Seemingly as quick as a light switch, NC State’s top scorer, was added to the long list of top Triangle women’s players with knee injuries.
The Wolfpack have been bit by multiple knee injuries in recent weeks having lost both senior guard Myisha Goodwin-Coleman and senior center Lakeesa Daniel to ACL injuries. Should they lose Gatling for the weekend or beyond, that is a combined 32 points per game confined to the bench. Oh, and they are slated to go up against No. 1 Notre Dame Saturday in the semis.
“We had to play without her for a couple stretches today, so I have confidence,” senior Kody Burke said about the prospect of being without the senior from Athens Drive High School. Burke will be tasked to shoulder the bulk of the load – with or without Gatling – if the Wolfpack want to make any sort of run in the NCAA Tournament.
The first of Burke’s 2014 postseason dress rehearsals went better than scripted as she poured in 21 points and added 16 rebounds against Syracuse.
“The ACC Tournament is the time to make a statement for the postseason,” Burke said.
Duke has been hit just as hard with the knee injuries losing its core backcourt. Both senior Chelsea Gray and sophomore Alexis Jones will be coaching teammates the rest of the way for a Blue Devils team that lost four of their final eight regular season games, and according to head coach Joanne P. McCallie, “are starting a little bit of a new season.”
“There is no precedent on the men’s or women’s side on the losses we have had, “McCallie said. “We need to be a rebounding and defensive team more than ever.”
On Friday night in the third of four quarterfinals in Greensboro, Duke did just that, out-rebounding Georgia Tech 49-36 and holding the Yellow Jackets to an abysmal 24 percent shooting in an 82-52 win.
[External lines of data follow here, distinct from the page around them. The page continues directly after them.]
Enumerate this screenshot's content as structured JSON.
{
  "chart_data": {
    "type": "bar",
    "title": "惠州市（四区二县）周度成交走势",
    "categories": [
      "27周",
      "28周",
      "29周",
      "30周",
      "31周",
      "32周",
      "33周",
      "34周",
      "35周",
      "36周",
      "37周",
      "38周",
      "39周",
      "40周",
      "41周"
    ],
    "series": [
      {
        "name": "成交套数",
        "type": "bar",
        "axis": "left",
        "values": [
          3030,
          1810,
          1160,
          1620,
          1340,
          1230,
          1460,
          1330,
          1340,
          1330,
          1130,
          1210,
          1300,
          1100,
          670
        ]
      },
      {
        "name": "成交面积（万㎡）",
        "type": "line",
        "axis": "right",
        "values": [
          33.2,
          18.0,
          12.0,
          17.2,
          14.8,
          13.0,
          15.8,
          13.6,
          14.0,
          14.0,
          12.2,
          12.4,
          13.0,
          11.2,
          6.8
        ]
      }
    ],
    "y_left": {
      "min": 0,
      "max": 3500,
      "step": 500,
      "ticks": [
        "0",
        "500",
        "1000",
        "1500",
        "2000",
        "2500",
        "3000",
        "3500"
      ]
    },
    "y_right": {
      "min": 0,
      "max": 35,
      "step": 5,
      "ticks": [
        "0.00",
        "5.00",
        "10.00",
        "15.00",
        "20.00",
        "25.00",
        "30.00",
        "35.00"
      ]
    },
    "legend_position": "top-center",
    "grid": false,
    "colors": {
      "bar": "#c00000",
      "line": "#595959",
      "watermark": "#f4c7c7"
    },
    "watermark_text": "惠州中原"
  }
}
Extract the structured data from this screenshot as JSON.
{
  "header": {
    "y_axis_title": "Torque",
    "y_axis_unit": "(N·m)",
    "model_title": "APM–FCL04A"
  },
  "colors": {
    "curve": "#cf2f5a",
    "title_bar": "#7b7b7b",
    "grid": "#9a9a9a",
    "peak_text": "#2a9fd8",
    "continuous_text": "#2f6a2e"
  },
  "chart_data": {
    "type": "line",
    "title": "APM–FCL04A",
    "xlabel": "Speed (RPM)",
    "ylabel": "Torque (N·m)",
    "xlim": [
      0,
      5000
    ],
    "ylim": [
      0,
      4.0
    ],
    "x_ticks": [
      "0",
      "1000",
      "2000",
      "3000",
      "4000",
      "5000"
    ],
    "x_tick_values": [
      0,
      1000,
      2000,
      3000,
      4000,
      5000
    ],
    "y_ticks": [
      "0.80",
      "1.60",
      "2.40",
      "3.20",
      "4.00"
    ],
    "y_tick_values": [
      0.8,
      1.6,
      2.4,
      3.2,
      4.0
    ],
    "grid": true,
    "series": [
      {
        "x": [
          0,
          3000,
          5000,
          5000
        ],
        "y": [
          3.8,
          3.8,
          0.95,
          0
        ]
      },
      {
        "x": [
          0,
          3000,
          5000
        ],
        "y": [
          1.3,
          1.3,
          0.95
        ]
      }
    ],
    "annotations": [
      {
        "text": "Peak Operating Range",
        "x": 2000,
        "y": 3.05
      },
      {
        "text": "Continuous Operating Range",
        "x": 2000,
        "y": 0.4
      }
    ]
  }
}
The Blue Devils also doubled Georgia Tech up on points in the paint and set a new conference tournament record with 13 blocked shots. They could possibly live without two top guards if they play that big inside for the next month.
"Blocked shots are intimidating," Duke's Elizabeth Williams said after swatting away five on Friday. "Everyone had their hands up."
The victory creates a matchup with either North Carolina or Maryland Saturday in the conference semis.
UNC, on paper the healthiest of the bunch, is not without loss as head coach Sylvia Hatchell is not expected back until the NCAA Tournament. Their biggest obsticale may be youth as they often start three freshmen.
"We never use the excuse of being young as a bail-out," interim head coach Andrew Calder said.
None of NC State, Duke or UNC have to worry about making the big dance, all are comfortably in. Adapting to injuries and relying on the next player up will be key in determining how far they go, however.